After The Oregonian uncovered widespread inconsistencies in statewide testing of medical marijuana that led to the discovery of potent pesticide use, the state issued its first “health alert” tied to marijuana. As part of the investigation, reporters tested various samples of marijuana purchased at several Oregon dispensaries. Results were shocking. Samples that had passed state-mandated pesticide tests contained sky-high levels of pesticides such as spinosad. The samples were tested by OG Analytical and Pacific Agricultural Laboratory.
Eight of ten samples of marijuana concentrates, extracts made from marijuana leaves and flowers, tested contained 14 chemicals, of which 6 the federal government has linked to cancer. Of the spinosad found by a Portland lab, results showed levels of 22 to 42 parts per million (ppm) for a substance that is acceptable at just 0.2 ppm. The marijuana for the spinosad-tainted samples came from a medical dispensary in McMinnville.
The special report cited “lax state rules, inconsistent lab practices, and inaccurate test results” as reasons the pesticide-tainted cannabis was able to pass required tests and hit the shelves. One lab claimed that it had not tested a tainted product that was sold as clean, despite the product being marked with a batch number corresponding to that lab. Another lab noticed its logo on labels for products it claimed it never tested. In addition, some labs simply failed to test for specific chemicals because it would be bad for business.
This became a troubling concern for the over 70,000 consumers of medical cannabis in the state just one year before Oregon legalized the use of recreational marijuana.
Changes in the law
The investigation pressured the state to enact stricter regulations for marijuana pesticide use and testing. As of 2016, the Oregon Health Authority requires labs testing marijuana to be state authorized. These labs must now alert OHA when products fail to meet pesticide standards.
In addition, the state has established permissible residual amounts of pesticides, something that has for long baffled growers.
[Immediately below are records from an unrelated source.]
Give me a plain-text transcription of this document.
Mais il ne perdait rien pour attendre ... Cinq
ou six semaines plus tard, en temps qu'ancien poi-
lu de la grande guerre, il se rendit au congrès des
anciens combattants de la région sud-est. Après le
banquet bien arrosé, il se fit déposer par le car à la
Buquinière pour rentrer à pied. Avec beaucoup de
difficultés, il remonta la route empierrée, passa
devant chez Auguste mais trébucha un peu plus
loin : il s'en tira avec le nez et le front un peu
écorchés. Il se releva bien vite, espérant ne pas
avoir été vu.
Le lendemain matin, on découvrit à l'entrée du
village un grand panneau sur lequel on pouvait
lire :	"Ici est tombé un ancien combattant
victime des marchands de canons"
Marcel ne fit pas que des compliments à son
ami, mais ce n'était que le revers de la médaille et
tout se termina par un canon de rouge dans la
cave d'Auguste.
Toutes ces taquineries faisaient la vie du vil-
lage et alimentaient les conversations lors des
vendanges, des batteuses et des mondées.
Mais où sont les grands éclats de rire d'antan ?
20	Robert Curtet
Cannabis growers often turn to internet forums and chance to grow pot safely in the absence of effective guidance. Pesticides contain guidelines for how much can be used on different plants, but since marijuana has been illegal it was never among those listed.
Have these laws been effective?
It’s been almost a year since these laws were put into place and yet a followup report shows that contaminated pot is still getting into the hands of consumers. The state’s $320 million marijuana industry has expressed frustration with the laws, citing expensive, inefficient requirements and inconsistencies in test results.
Reporters tested more marijuana samples from Portland retailers to have them tested following the implementation of these laws as a followup to their original story. Mixed results reflect the frustration shared by regulators, state testing labs, and producers alike. When marijuana is tested by a state-authorized lab, it is checked for 59 pesticides to ensure specific standards are met before it can be sold to the state’s nearly 500 marijuana shops. These products may fail an initial test to be found free of contamination upon retesting, and vice-versa.
Another ten samples of cannabis extracts were tested, of which three failed to meet the pesticide standards. Yet, when retested, only one failed. While the scope of these tests was limited, it shows how the industry and state struggle to monitor pesticide use to ensure a safe product reaches consumers.
Regardless of the state’s current standards, labs are still discovering the presence of pesticides that have not been approved for use on marijuana products. Labs and marijuana suppliers are investing thousands of dollars to ensure products are safe for consumption. OG Analytical’s lab director believes the fundamental issue lies in lack of producer accountability.
If you are a consumer of recreational or medical cannabis in Oregon, the “buyer beware” model still stands. While the new rules should lead to a greater quantity of clean products on the shelves, unless you can test what you buy yourself you will never really know what pesticides have been used — if any — during the product’s lifecycle.
One way consumers are pressuring the industry for cleaner cannabis is by demanding to know how their marijuana was grown, if it is organic, and related quality-control questions. Of Portland’s cannabis dispensary budtenders, 28% have reported that consumers regularly ask about the availability of responsibly-grown marijuana.